"Accogliamo e facciamo giocare i migranti nelle nostre società sportive"
Gli esperti dicono che questa emergenza durerà per i prossimi 20 anni. Che cosa sta accadendo? Semplicemente che buona parte del mondo sta “cambiando casa”.
Si tratta di una svolta epocale. Abbandonati a se stessi per decenni – con il mondo occidentale impegnato a guardare da altra parte o a cavarsela con qualche iniziativa di solidarietà – migliaia di persone hanno iniziato a fare viaggi della disperazione. Cosa li muove? Non è difficile comprenderlo. Se si è costretti a vivere in condizioni di “non umanità” e senza un filo di speranza, se non si ha da sfamare ai propri figli e non si ha nulla da perdere, che cosa ti può impedire di rischiare il tutto per tutto? Nel merito il presidente della Cei, cardinale Angelo Bagnasco ha detto: «Questa è una sconfitta di tutto il mondo, o si è solidali tutti o si affonda tutti. Siamo davanti a una svolta epocale, il Sud del mondo si sta muovendo e l’obiettivo del mondo intero deve essere quello che la gente non debba essere costretta da guerre o povertà a lasciare le proprie terre». La partita la si vince solo così. Ma l’emergenza va affrontata. Ciascuno deve fare la sua parte: Ue, Stati membri, Governi e tutti quelli che hanno delle responsabilità istituzionali. Lo sport – anche sorprendentemente – questa volta ha deciso di scendere in campo con coraggio. In Europa il Bayern Monaco ha destinato un milione di euro per progetti e camp per i richiedenti asilo e ha ospitato alcuni profughi all’Allianz Arena. Il Borussia Dortmund, il Mainz e lo Stoccarda hanno presentato altri progetti per far giocare e allenare i bambini “refugees”. Anche Porto e Real Madrid pronte a donare soldi. In Italia 575mila euro donati dalla Roma a “Football Cares”, in aiuto dei profughi. A rimorchio, nel calcio italiano, il sì all’iniziativa anche da parte del Torino, Fiorentina, Inter, Bologna, Empoli. Adesioni della Lega Serie A e B.
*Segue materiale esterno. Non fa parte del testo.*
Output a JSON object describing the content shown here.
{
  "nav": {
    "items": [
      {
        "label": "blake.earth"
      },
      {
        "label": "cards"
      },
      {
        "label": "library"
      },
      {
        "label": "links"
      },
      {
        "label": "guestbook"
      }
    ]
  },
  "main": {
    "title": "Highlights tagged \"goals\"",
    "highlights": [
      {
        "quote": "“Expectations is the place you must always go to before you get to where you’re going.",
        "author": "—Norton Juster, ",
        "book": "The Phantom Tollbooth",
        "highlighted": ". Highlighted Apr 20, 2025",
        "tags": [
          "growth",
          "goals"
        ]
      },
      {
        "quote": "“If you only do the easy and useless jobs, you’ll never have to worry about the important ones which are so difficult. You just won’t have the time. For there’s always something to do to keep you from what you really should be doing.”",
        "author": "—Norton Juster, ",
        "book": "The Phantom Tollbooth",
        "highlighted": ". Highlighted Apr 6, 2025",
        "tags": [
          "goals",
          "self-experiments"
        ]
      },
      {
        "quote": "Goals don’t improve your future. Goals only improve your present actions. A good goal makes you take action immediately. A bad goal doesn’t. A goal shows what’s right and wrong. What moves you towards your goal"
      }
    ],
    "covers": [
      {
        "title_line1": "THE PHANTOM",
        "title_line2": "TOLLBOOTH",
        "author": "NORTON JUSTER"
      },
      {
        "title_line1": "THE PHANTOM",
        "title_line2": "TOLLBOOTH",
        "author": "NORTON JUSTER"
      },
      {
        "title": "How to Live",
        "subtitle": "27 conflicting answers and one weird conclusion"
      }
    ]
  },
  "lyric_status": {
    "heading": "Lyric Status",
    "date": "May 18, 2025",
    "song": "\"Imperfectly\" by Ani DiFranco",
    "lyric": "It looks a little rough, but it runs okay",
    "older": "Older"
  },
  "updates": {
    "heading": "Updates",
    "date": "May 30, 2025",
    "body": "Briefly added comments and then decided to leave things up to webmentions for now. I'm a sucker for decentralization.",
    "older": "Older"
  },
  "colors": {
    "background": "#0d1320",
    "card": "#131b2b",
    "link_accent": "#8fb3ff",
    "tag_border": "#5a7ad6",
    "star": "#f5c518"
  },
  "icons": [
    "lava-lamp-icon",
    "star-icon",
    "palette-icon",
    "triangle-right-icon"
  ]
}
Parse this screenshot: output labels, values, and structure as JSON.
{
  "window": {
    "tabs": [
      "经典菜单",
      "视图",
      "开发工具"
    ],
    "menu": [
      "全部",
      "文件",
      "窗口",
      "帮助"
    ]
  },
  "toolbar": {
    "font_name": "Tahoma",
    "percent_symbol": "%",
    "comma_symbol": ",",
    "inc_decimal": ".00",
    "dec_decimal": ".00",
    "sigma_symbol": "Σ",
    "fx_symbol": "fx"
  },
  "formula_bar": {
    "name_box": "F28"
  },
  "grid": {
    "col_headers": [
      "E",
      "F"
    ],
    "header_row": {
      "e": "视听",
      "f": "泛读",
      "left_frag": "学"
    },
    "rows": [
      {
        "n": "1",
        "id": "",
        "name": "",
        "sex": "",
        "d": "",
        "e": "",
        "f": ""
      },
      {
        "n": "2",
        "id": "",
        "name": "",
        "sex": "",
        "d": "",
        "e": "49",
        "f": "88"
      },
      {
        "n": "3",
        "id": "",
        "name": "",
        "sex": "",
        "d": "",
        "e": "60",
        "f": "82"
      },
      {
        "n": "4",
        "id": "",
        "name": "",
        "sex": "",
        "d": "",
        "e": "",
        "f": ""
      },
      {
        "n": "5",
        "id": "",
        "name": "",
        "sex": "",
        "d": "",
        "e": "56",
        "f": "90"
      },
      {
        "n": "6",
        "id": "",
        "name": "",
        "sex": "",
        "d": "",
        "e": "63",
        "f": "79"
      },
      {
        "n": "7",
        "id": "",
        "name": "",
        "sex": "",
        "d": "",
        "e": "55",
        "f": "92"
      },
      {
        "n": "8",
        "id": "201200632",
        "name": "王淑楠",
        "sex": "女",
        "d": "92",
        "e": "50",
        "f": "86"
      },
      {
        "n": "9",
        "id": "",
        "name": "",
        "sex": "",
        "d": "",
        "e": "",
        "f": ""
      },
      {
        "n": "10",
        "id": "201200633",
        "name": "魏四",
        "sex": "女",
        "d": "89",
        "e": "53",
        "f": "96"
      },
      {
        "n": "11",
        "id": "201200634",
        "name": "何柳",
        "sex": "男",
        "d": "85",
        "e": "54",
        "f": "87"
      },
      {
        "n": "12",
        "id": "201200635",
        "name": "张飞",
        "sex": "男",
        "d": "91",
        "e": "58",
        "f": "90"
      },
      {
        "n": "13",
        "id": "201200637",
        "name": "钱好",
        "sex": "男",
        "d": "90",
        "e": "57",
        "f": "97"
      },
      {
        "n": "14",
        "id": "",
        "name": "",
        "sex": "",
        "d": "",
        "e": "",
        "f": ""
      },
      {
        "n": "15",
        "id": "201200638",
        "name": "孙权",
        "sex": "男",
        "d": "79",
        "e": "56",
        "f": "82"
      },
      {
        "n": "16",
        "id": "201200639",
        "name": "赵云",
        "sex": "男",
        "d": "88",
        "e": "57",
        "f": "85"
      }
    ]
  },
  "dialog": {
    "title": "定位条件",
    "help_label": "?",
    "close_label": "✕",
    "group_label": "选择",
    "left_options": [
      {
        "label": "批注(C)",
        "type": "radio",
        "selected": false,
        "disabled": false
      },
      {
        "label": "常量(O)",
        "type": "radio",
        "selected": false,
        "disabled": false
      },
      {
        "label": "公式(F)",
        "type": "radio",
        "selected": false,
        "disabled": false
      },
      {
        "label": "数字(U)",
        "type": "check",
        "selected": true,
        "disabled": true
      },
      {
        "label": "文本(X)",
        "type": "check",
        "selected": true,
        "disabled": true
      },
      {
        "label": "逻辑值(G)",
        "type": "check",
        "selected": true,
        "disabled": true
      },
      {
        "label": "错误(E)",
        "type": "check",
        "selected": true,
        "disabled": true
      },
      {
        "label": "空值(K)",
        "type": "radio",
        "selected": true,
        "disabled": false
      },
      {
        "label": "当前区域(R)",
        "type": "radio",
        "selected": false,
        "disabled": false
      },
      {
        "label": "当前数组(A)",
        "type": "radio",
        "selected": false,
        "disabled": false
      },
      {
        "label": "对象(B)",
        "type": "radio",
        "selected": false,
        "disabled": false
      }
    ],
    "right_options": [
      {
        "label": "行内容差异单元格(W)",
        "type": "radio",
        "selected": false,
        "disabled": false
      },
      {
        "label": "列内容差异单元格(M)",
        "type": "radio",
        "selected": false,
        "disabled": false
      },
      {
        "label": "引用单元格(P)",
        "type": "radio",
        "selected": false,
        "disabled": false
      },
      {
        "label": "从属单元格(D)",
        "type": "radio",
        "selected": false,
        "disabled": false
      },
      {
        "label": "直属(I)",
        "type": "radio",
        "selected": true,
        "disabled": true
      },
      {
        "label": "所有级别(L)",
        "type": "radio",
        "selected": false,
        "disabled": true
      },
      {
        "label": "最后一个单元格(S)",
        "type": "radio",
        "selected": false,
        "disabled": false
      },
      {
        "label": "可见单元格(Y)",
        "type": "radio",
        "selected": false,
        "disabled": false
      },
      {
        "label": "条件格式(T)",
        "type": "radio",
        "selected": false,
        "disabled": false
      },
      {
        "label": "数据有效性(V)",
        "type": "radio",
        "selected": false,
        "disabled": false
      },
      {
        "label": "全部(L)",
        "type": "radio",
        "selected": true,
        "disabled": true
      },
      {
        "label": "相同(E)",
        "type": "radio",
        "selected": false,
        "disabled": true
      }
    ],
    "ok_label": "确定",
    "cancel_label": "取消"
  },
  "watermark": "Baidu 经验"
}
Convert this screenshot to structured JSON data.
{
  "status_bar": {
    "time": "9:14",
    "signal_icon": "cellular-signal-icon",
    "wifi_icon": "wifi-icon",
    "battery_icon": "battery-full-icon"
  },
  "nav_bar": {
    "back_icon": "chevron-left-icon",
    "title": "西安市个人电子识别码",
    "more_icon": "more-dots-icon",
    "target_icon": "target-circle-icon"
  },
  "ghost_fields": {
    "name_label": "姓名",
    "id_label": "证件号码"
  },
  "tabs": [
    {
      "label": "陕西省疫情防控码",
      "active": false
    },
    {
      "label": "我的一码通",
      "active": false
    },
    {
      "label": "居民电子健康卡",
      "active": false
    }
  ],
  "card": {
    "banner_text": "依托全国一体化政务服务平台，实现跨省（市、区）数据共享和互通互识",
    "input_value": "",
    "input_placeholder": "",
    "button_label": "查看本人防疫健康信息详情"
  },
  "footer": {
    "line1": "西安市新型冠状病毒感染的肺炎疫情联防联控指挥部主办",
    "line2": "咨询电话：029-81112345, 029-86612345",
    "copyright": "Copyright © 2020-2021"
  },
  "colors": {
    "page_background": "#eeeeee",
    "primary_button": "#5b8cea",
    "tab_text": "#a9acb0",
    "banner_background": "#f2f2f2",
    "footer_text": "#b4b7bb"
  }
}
La sensazione è quella di un positivo contagio con la possibilità che tanti altri decidano di non stare a guardare. Di sicuro questo riguarda anche il Csi. Cosa abbiamo fatto è cosa abbiamo intenzione di fare? Andiamo con ordine. Siamo quasi tutti d’accordo che ideale sarebbe aiutarli “a casa loro”. Migliorare la qualità della vita nei Paesi in via di sviluppo è l’unica strada per fare in modo che questa emergenza finisca. Noi nel piccolo lo stiamo facendo. A casa “loro” andiamo eccome.
Eravamo ad Haiti, in Camerun, in Centrafrica, in Albania questa estate con 100 giovani italiani portando la gioia dello sport.
Sembra poco, ed invece è tanto di quello che lo sport può fare e può regalare. E siccome siamo folli vogliamo andare in tanti altri Paesi. Da soli non ce la possiamo fare ma insieme all’intero mondo dello sport sicuramente sì.
L’invito del Papa a tutte le parrocchie europee («Rivolgo un appello alle parrocchie, alle comunità religiose, ai monasteri e ai santuari di tutta Europa ad esprimere la concretezza del Vangelo e accogliere una famiglia di profughi») interpella anche il Csi. Le nostre sono sempre state società sportive aperte. Negli spogliatoi dei campetti all’ombra del campanile (come in quelli di tante altre società sportive) si mescolano ragazzi che hanno etnie, pelle, religioni differenti. Oggi chiediamo chiaramente con fermezza alle nostre società sportive di far giocare tutti i migranti che hanno voglia di giocare. Di aprirgli le porte della società sportiva. Di accoglierli. Di andarli a cercare sul territorio.
Se è vero che questa emergenza scomparirà a breve dalle pagine dei giornali, ma sarà perdurante per lunghi anni, l’impegno di far giocare e di dare “cittadinanza sportiva” a queste persone è una responsabilità immensa e doverosa. Noi non ci tiriamo indietro.